Depuis 2009, comme les rabatteurs des salons de coiffure de château d’eau, Hélène Jayet foule les trottoirs de ce quartier de paris en quête de modèles pour sa série de portraits ironiquement intitulée Colored Only. en excluant les modèles blancs, la photographe respatialise l’espace public, politique et symbolique et ses color lines.
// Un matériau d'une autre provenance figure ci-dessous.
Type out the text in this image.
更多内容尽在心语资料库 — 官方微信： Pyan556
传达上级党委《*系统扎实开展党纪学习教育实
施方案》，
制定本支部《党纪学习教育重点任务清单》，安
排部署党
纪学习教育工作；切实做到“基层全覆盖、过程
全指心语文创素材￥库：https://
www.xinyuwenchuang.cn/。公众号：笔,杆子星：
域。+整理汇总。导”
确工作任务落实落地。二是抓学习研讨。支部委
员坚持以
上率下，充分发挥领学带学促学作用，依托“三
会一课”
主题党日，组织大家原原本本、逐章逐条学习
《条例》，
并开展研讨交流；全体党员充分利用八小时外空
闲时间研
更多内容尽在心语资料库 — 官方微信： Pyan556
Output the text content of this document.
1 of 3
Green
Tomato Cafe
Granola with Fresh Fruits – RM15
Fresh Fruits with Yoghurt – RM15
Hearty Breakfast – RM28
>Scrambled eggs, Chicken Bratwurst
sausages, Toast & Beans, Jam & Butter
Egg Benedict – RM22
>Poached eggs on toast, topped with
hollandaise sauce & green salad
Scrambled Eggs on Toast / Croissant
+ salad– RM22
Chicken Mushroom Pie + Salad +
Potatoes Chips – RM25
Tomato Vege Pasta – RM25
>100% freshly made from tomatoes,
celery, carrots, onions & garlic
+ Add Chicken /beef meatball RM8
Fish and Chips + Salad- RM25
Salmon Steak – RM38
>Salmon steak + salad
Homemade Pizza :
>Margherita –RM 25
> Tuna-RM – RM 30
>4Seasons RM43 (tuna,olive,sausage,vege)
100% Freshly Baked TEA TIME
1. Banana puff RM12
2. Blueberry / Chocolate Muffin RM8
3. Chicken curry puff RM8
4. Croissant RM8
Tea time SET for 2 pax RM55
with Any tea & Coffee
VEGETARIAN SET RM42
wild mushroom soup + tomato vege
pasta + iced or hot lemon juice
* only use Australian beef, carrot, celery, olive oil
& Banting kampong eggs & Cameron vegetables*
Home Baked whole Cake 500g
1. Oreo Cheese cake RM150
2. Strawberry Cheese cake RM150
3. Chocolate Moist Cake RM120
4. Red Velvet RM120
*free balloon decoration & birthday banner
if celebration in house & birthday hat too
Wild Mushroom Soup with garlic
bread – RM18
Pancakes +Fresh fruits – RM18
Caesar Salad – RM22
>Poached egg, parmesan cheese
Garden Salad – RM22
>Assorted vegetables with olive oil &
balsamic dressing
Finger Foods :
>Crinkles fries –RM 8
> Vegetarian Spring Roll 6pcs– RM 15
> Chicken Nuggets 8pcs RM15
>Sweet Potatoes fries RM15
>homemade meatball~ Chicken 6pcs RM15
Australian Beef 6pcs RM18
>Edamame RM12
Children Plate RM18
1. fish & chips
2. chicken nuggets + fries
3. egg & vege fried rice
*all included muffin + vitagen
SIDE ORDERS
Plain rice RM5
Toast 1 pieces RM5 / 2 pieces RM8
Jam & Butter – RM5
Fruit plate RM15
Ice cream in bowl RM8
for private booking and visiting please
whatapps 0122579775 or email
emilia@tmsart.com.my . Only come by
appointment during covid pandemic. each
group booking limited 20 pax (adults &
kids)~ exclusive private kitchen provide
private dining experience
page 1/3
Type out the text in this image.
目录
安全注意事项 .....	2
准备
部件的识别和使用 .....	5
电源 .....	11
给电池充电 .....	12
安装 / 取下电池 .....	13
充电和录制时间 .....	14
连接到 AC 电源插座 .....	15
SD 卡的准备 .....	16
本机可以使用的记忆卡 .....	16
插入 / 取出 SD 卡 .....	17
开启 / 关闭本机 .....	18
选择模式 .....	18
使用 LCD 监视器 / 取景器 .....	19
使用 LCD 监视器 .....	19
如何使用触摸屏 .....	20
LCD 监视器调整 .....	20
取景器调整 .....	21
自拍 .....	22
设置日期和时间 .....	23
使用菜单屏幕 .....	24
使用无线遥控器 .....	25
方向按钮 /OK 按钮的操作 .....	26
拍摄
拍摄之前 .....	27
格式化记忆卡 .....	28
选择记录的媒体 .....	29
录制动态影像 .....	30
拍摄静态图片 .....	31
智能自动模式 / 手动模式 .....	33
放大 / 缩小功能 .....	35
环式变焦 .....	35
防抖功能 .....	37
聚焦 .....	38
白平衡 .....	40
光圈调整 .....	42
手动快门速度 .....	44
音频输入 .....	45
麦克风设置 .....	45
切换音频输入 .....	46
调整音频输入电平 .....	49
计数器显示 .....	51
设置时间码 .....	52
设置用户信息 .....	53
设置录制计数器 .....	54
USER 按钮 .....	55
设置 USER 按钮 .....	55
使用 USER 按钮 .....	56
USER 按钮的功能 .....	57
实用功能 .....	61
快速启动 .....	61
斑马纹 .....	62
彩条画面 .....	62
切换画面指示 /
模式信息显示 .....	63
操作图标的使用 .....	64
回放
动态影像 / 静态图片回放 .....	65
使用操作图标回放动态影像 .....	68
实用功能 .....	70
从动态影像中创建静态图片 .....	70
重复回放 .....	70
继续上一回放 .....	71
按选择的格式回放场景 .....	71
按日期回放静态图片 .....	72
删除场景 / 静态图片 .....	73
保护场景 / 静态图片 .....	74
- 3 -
Au coeur de la démarche de la photographe Hélène Jayet : le cheveu crépu ou frisé, pris dans une grammaire identitaire. « Faire le choix d’une coupe afro s’apparente à faire son coming-out, car le cheveu crépu a été lourdement stigmatisé et marginalisé. c’est presque un acte militant pour certains, qui reste teinté d’un esprit de rébellion lié à l’histoire« , explique-t-elle.
Coulisses
Entre ma yemma et moi, il y a longtemps eu un « chichoir » Babyliss 1500 watts, afin de combattre chaque jour l’excroissance maléfique qui avait poussé sur ma tête : des cheveux frisés et leur équation à zéro inconnue : cheveux frisés = cheum, noyés derrière une foule de lissages japonais et de lissages brésiliens. En 2016, je découvre le travail d’Hélène Jayet grâce à la web série Noire Amérique de Caroline Blache et florent de la tullaye. Chimamanda Ngozi Adichie y décrit un monde divisé par des hair lines résolument politiques. Paul Mooney scande sa punchline : « When you hair is relaxed, white people are relaxed. If your hair is nappy, they’re not happy« . Et Alain Mabanckou se remémore avec nostalgie la coupe afro de sa jeunesse, noyé dans un audacieux décor : des boucles crépues capturées par Hélène Jayet et reproduites à TRÈS GRANDE échelle, au point de remplir l’écran tout entier. Depuis 2013, Hélène Jayet transporte son studio nomade à travers la France et l’Europe. J’ai donc profité de son passage au Marché Noir, boutique vintage parisienne du styliste franco-togolais Amah Ayivi, pour me faire tirer le portrait.
Dignité intemporelle
J’avais cependant sous-estimé la complexité du dispositif. la série Colored Only n’est pas une collection d’images documentaires sur « le cheveu afro ». Dans ce studio, les modèles sont poussés à la performance, à la pose royale et souveraine : « Lève le menton« , ne cesse de répéter Hélène Jayet. Le regard tourné vers la gauche – le sens du passé – les modèles sont photographiés de profil et de trois quarts. Je repense à ces médailles gravées qu’on voit dans les musées, preuves de la permanence d’une certaine histoire les portraits d’Hélène Jayet sont un peu comme ces médailles. Ils fixent un désir de notabilité et d’historicité. Et un regard qui va au-delà de la ligne d’horizon. La parure et l’armure la névrose capillaire, certains trouvent ça très drôle. d’autres n’y voient que le symptôme d’une inquiétante paranoïa. Ce jour-là, au Marché noir, une communauté se rencontre parce que le cheveu crépu ou frisé n’est pas un cheveu neutre. Sinon pourquoi parler de « cheveu lisse » ? « – La langoureuse Asie et la brûlante Afrique / Tout un monde lointain, absent, presque défunt / Vit dans tes profondeurs, forêt aromatique !« . C’est tiré du poème La Chevelure où Charles Baudelaire parle des cheveux de Jeanne Duval, plus connue comme « La Vénus Noire de Baudelaire ». Le cheveu frisé ou crépu n’est jamais neutre. pPendant qu’elle nous photographie, Hélène Jayet collecte patiemment nos histoires et nos secrets non neutres. Le supplément d’âme qu’il y a dans ses portraits vient peut-être de là. Si vous vous posez la question : j’ai vu mes portraits, mes cheveux y sont superbes. Mais mon cou tordu me rend triste, et me rappelle combien j’ai pris l’habitude de baisser la tête.